Sur ma proposition, Trépow est nommé Grand-Croix de la Légion d’honneur. Je me rends aussitôt chez lui pour l’en informer :

— Le Gouvernement de la République, dis-je, a voulu reconnaître ainsi le service éminent que vous avez rendu à l’Alliance, en poursuivant avec tant d’activité la construction du chemin de fer mourman ; il a tenu de plus à vous témoigner la confiance qu’il met en vous dans les circonstances difficiles où vous prenez le pouvoir.

Il se montre fort touché. Je le crois sincère ; car il a toujours aimé la France, où il a beaucoup vécu.

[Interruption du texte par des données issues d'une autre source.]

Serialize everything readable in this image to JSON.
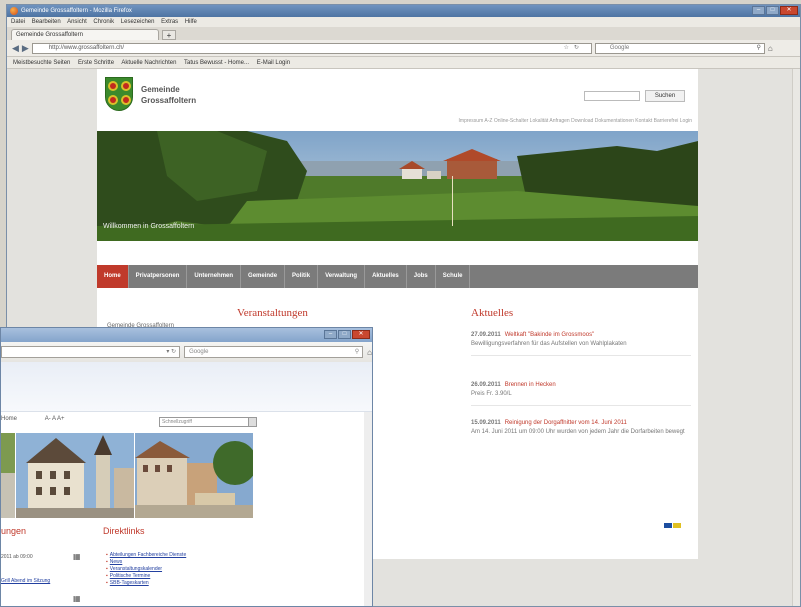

Puis, nous parlons des affaires

Sans entrer dans le détail de son dissentiment avec l’Empereur et des obstacles qu’il rencontre du côté de la Douma, il m’annonce qu’il se rendra après-demain au Palais de Tauride et qu’il prendra immédiatement la parole. Voici les points principaux qu’il abordera dans son discours : 1° guerre à outrance ; la Russie ne reculera devant aucun sacrifice ; 2° déclaration sur Constantinople et les Détroits ; promesse de sauvegarder les intérêts de la Roumanie ; 3° affirmation que la Pologne sera reconstituée dans ses limites ethniques, pour former un État autonome ; 4° invitation solennelle à la Douma de collaborer avec le Gouvernement pour mener la guerre à bonne fin.

Trépow conclut :

— J’espère que la Douma me fera un accueil convenable. Mais je n’en suis pas sûr… Vous devinez pourquoi et à cause de qui.

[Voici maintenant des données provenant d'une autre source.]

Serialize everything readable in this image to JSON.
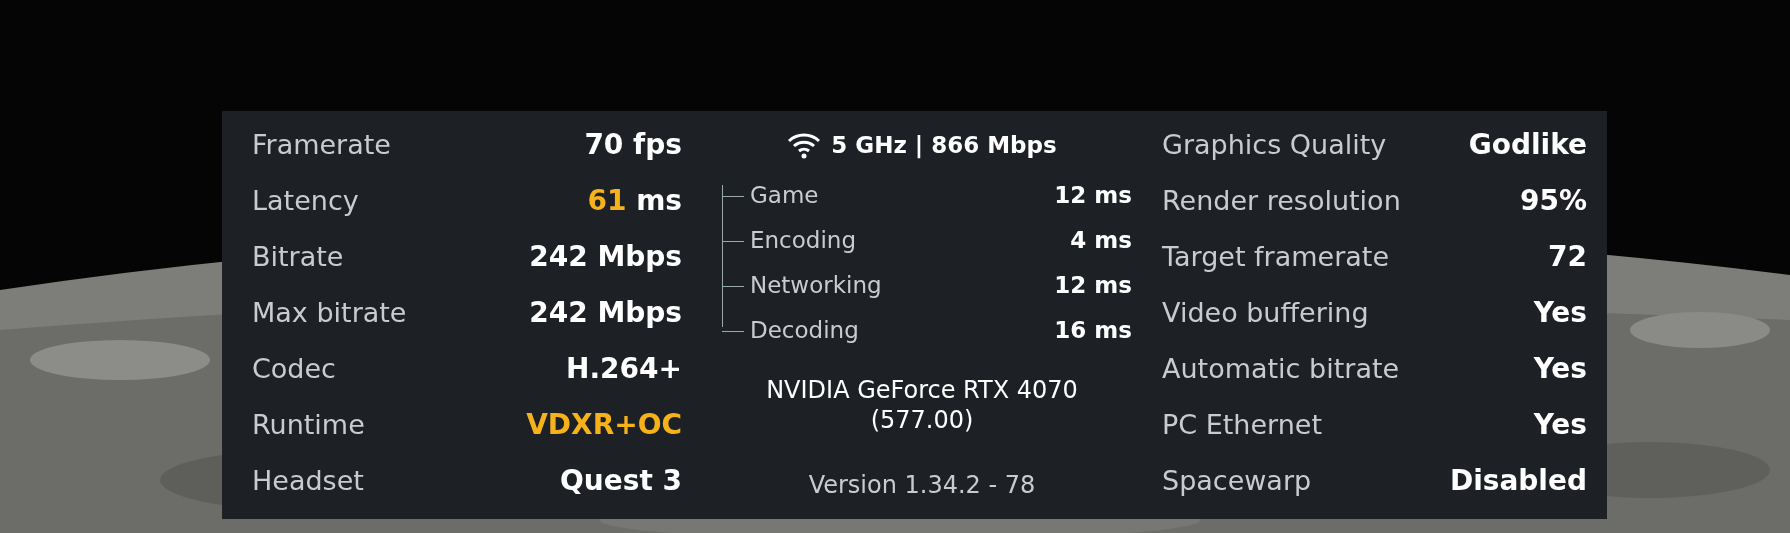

Puis il m’expose que la Douma est absolument décidée à n’entretenir aucune relation avec Protopopow, à le huer et à lever la séance s’il entre dans la salle, etc. Je lui demande :

— L’Empereur, qui a eu la sagesse de renvoyer M. Sturmer, ne comprend-il donc pas que le maintien de M. Protopopow au pouvoir devient un danger public, un danger national ?

— L’Empereur est trop judicieux pour ne pas s’en rendre compte. Mais c’est l’Impératrice qu’il faudrait convaincre. Et sur cette question, elle est intraitable !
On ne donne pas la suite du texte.